While the focus of this blog has been on the personal stories of food bank clients, I thought I’d mention what goes on behind the scenes, and try to find out what makes the Trussell Trust food banks here in Greenwich run so smoothly. I’m also going to try to find out why people want to help out as volunteers.
Greenwich food bank currently runs seven food banks throughout the borough. Thanks to the continuing support of the Royal Borough of Greenwich – and its partner organisation Greenwich Leisure Ltd, Greenwich food bank opened two new public donation points earlier this year at the Arches Leisure Centre in Trafalgar Road, Greenwich and at Charlton House in Charlton. This meant that people living in the west of the borough could donate more easily. There are already donation points in Woolwich and Eltham Centres, Greenwich Community College, Tesco Extra and Sainsbury’s in Eltham.
The food bank’s network of churches across the borough also provides collection points, and many of the schools in the borough also donate, particularly around Harvest Festival time. The amount of food donated seems to be on the increase, as awareness grows about the need for food banks.
A small but committed army – the vast majority of them volunteers – keeps the show on the road. In Greenwich borough there is one central food bank warehouse, where food is sorted by volunteers according to type and its ‘best before’ date. They also check it is undamaged, then pack it into boxes and store it, ready for use. Food is then taken to foodbank centres by van, where it’s made up into food parcels ready for use.

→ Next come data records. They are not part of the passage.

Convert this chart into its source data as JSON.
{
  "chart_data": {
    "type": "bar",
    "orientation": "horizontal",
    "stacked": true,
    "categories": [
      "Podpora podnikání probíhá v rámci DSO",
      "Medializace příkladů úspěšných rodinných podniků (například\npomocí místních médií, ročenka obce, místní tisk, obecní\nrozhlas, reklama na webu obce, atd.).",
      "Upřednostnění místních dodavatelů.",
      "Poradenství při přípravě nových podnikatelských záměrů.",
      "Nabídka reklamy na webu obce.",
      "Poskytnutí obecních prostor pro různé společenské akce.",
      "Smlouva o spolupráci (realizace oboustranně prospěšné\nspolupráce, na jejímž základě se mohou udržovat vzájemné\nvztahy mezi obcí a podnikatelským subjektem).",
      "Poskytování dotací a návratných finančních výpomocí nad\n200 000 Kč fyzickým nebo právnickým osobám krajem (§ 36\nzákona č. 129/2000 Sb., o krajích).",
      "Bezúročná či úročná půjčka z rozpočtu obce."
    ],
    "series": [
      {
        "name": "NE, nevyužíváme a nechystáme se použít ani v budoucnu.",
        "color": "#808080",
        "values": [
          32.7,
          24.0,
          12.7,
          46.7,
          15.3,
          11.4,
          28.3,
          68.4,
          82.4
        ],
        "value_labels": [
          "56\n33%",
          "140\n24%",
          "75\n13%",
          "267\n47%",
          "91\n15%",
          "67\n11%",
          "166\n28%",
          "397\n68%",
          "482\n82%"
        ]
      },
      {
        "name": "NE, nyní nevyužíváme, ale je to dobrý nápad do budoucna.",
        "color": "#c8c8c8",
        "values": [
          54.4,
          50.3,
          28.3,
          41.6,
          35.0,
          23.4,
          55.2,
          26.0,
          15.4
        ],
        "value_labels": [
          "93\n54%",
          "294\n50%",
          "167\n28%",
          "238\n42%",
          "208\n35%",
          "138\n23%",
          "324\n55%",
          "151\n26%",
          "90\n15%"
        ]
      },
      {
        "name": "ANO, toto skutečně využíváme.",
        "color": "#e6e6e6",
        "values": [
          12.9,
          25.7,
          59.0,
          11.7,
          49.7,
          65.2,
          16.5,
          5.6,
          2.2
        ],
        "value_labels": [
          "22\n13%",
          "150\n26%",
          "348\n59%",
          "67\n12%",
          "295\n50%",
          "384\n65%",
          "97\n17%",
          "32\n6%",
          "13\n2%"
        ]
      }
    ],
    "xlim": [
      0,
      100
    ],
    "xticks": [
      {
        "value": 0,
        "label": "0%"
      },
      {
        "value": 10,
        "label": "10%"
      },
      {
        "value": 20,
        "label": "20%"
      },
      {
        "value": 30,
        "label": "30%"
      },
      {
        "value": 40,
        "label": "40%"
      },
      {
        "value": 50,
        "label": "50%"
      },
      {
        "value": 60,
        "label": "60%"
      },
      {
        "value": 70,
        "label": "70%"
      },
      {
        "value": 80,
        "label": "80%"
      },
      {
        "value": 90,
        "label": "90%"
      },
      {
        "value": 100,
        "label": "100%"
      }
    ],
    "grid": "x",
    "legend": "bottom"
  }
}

The Greenwich food bank operation is thriving in no small part because of its volunteers of all ages and background. Many of them are drawn from local churches. Some are secondary-aged children helping out for an hour or two as some form of local community activity. A number of volunteers work ‘front of house’ – greeting clients who bring in food vouchers issued by frontline professionals such as social workers, GPs and Citizens Advice Bureau staff. If facilities are available – as is the case in Eltham – they’ll get a cup of tea and the chance of some emotional support as well as an emergency food supply. A lot of ‘signposting’ can get done at this point, if clients can spare the time and energy to talk. The volunteers I see are great at engaging with the people who come in,. They try their best to offer useful help, or whatever it is that someone needs most that day.
Some clients just want a person they can talk to who will actually take their minds off the harsh realities of the ghastly situation they’re in. Sometimes they don’t want ‘solutions’. They might want help with a crossword rather than analysis of the likely outcome of their application for employment and support allowance.
The people I’ve seen are instinctively good at knowing what clients really need. Yes, they need food on the table, but more than that they want to be valued for who they are. Many of the clients end up wanting to volunteer at the food bank themselves.
Maeve Adams, a lovely lady with a grown-up daughter, is long-standing volunteer in the Eltham warehouse. She doesn’t meet clients, as her role is to sort out the donations as they’re received. She’s very committed indeed, and has been helping here for over a year. She dedicates a couple of hours each Wednesday and Friday. Why does she spend so much of her free time volunteering? ‘The first time I heard about food banks was on the news. I didn’t realise there was still a need for food banks. I’m not naive, but I didn’t realise they still existed. That was a shock. I really enjoy helping out here.’
She does have religious convictions – she’s a Catholic – and for her it’s about wanting to give something back to the community. ‘We’ve all got our own individual ways to feel wanted and needed, and for me I feel that I’ve got that balance. There are people worse off than me. The people here volunteer for different reasons. There are different age groups, but everyone here has the same intentions, so it’s easy to blend in. We want to do something good.’